Cutting Through the Federal Budget Fog
Like any budget, the federal budget is merely a plan for revenues and expenditures for the fiscal year. While that may sound simple enough, there’s often a cloud of confusion around the federal budget.
Lawmakers have little “wiggle room” to reduce expenditures. Although cutting federal spending to help balance the budget is frequently a matter of intense debate, the fact is only about a third of government expenditures is discretionary— meaning they can be easily reduced. These comprise spending lawmakers control through annual appropriation acts and can be broken down almost evenly between defense and nondefense expenditures.
The bulk of government spending is actually considered “mandatory,” which is somewhat of a misnomer. These “entitlement” expenditures can, in fact, be reduced, but doing so would be extremely difficult (and probably unpopular).
Increasing Mandatory Spending Will Likely Produce Larger Deficits
Federal deficits hit their highest levels since World War II following the Great Recession. In recent years, the deficit has been getting smaller; however, that trend is expected to change. Why? As the population ages, expenditures on mandatory programs (as a percentage of gross domestic product [GDP]) are projected to increase, and to a lesser extent, net interest on the debt is expected to get larger over time.
In 1966, the government spent 4.5 percent of GDP on mandatory expenses; today, it spends 13.2 percent of GDP on these expenses. As the population ages and lives longer, the Congressional Budget Office (CBO) projects that these programs will grow to represent 14.9 percent of GDP in 2026 if entitlement program payout formulas remain unchanged.
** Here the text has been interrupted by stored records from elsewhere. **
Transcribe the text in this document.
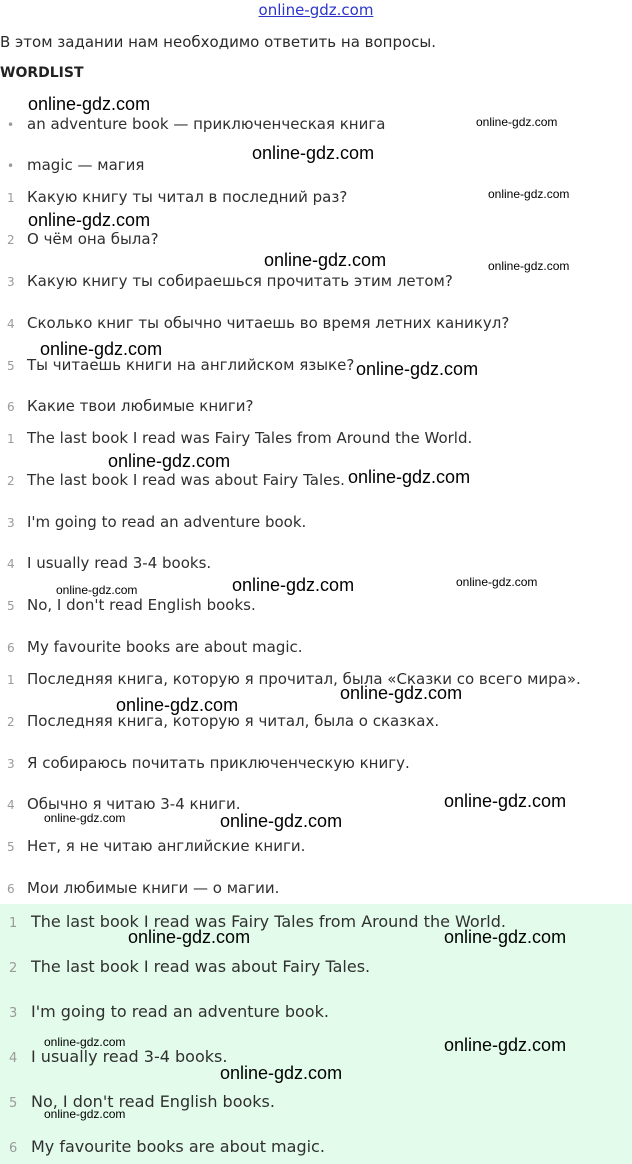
online-gdz.com
В этом задании нам необходимо ответить на вопросы.
WORDLIST
• an adventure book — приключенческая книга
• magic — магия
1 Какую книгу ты читал в последний раз?
2 О чём она была?
3 Какую книгу ты собираешься прочитать этим летом?
4 Сколько книг ты обычно читаешь во время летних каникул?
5 Ты читаешь книги на английском языке?
6 Какие твои любимые книги?
1 The last book I read was Fairy Tales from Around the World.
2 The last book I read was about Fairy Tales.
3 I'm going to read an adventure book.
4 I usually read 3-4 books.
5 No, I don't read English books.
6 My favourite books are about magic.
1 Последняя книга, которую я прочитал, была «Сказки со всего мира».
2 Последняя книга, которую я читал, была о сказках.
3 Я собираюсь почитать приключенческую книгу.
4 Обычно я читаю 3-4 книги.
5 Нет, я не читаю английские книги.
6 Мои любимые книги — о магии.
1 The last book I read was Fairy Tales from Around the World.
2 The last book I read was about Fairy Tales.
3 I'm going to read an adventure book.
4 I usually read 3-4 books.
5 No, I don't read English books.
6 My favourite books are about magic.
online-gdz.com
online-gdz.com
online-gdz.com
online-gdz.com
online-gdz.com
online-gdz.com	online-gdz.com
online-gdz.com
online-gdz.com
online-gdz.com
online-gdz.com
online-gdz.com
online-gdz.com
online-gdz.com
online-gdz.com
online-gdz.com
online-gdz.com
online-gdz.com	online-gdz.com
online-gdz.com	online-gdz.com
online-gdz.com	online-gdz.com
online-gdz.com
online-gdz.com
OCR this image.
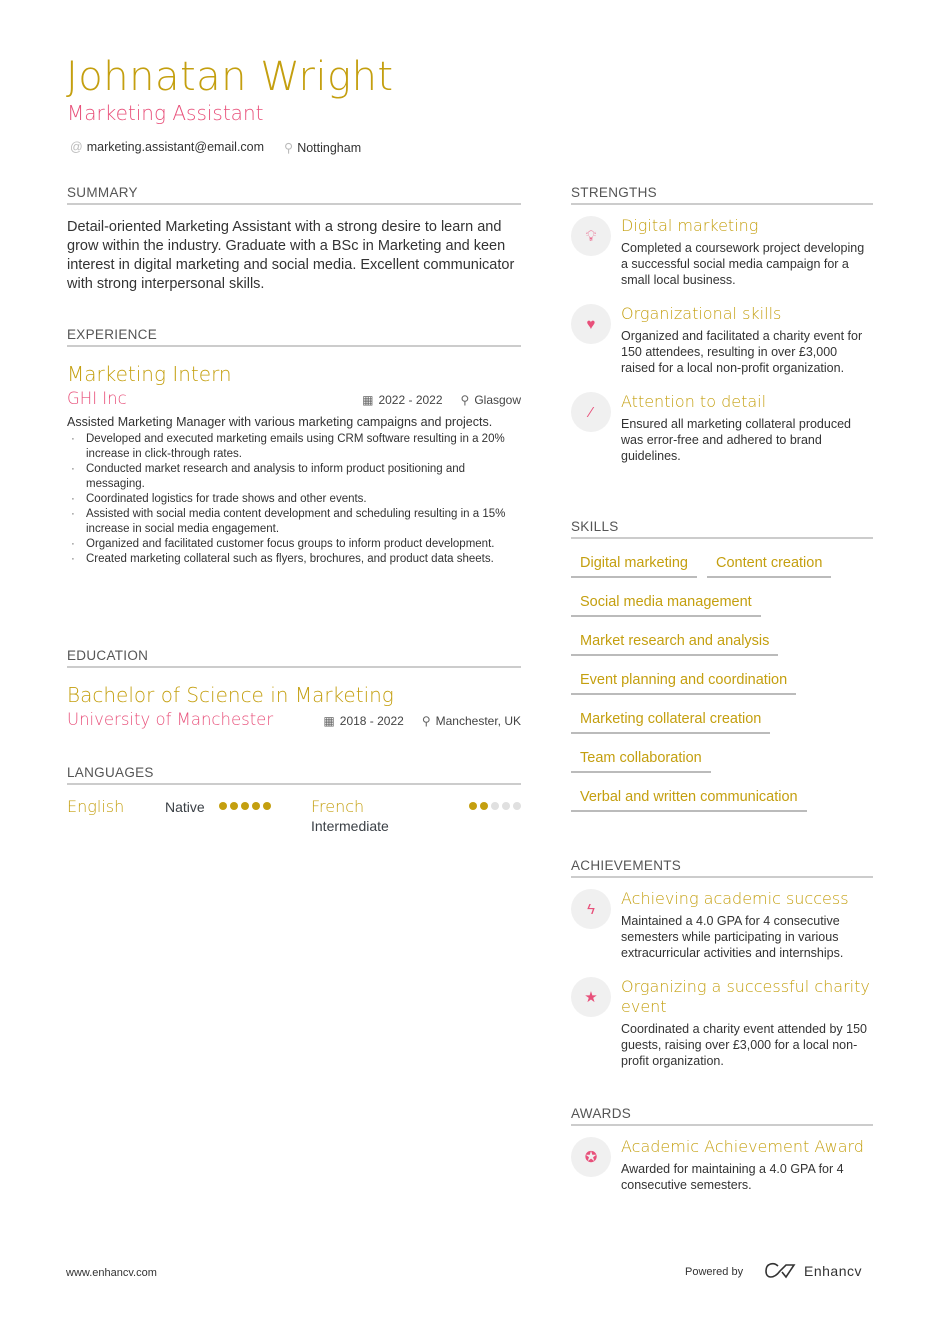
Johnatan Wright
Marketing Assistant
@ marketing.assistant@email.com ⚲ Nottingham
SUMMARY
Detail-oriented Marketing Assistant with a strong desire to learn and grow within the industry. Graduate with a BSc in Marketing and keen interest in digital marketing and social media. Excellent communicator with strong interpersonal skills.
EXPERIENCE
Marketing Intern
GHI Inc	▦ 2022 - 2022 ⚲ Glasgow
Assisted Marketing Manager with various marketing campaigns and projects.
· Developed and executed marketing emails using CRM software resulting in a 20% increase in click-through rates.
· Conducted market research and analysis to inform product positioning and messaging.
· Coordinated logistics for trade shows and other events.
· Assisted with social media content development and scheduling resulting in a 15% increase in social media engagement.
· Organized and facilitated customer focus groups to inform product development.
· Created marketing collateral such as flyers, brochures, and product data sheets.
EDUCATION
Bachelor of Science in Marketing
University of Manchester	▦ 2018 - 2022 ⚲ Manchester, UK
LANGUAGES
English	Native	French
Intermediate
STRENGTHS
💡︎
Digital marketing
Completed a coursework project developing a successful social media campaign for a small local business.
♥
Organizational skills
Organized and facilitated a charity event for 150 attendees, resulting in over £3,000 raised for a local non-profit organization.
⁄
Attention to detail
Ensured all marketing collateral produced was error-free and adhered to brand guidelines.
SKILLS
Digital marketing	Content creation
Social media management
Market research and analysis
Event planning and coordination
Marketing collateral creation
Team collaboration
Verbal and written communication
ACHIEVEMENTS
ϟ
Achieving academic success
Maintained a 4.0 GPA for 4 consecutive semesters while participating in various extracurricular activities and internships.
★
Organizing a successful charity event
Coordinated a charity event attended by 150 guests, raising over £3,000 for a local non-profit organization.
AWARDS
✪
Academic Achievement Award
Awarded for maintaining a 4.0 GPA for 4 consecutive semesters.
www.enhancv.com	Powered by	Enhancv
And we can expect the costs to continue to rise.
Currently, discretionary spending is constrained by the Budget Control Act of 2011, which placed statutory caps that led to decreased defense and nondefense spending relative to GDP. However, the Bipartisan Budget Act of 2015 modified the automatic spending reductions for 2016 and 2017 and will slow the decrease in discretionary spending relative to GDP over the next couple of years.
Deficits – Not Necessarily a Bad Thing
While federal deficits are definitely a concern, keep in mind that they are an important part of managing through economic cycles. In theory, deficits grow during recessions as the government cuts taxes and increases spending to help stimulate economic activity. During better times, the opposite should occur, resulting in surpluses. However, as the chart shows, the government has run deficits on a fairly consistent basis – in both good times and bad – going back to 1929.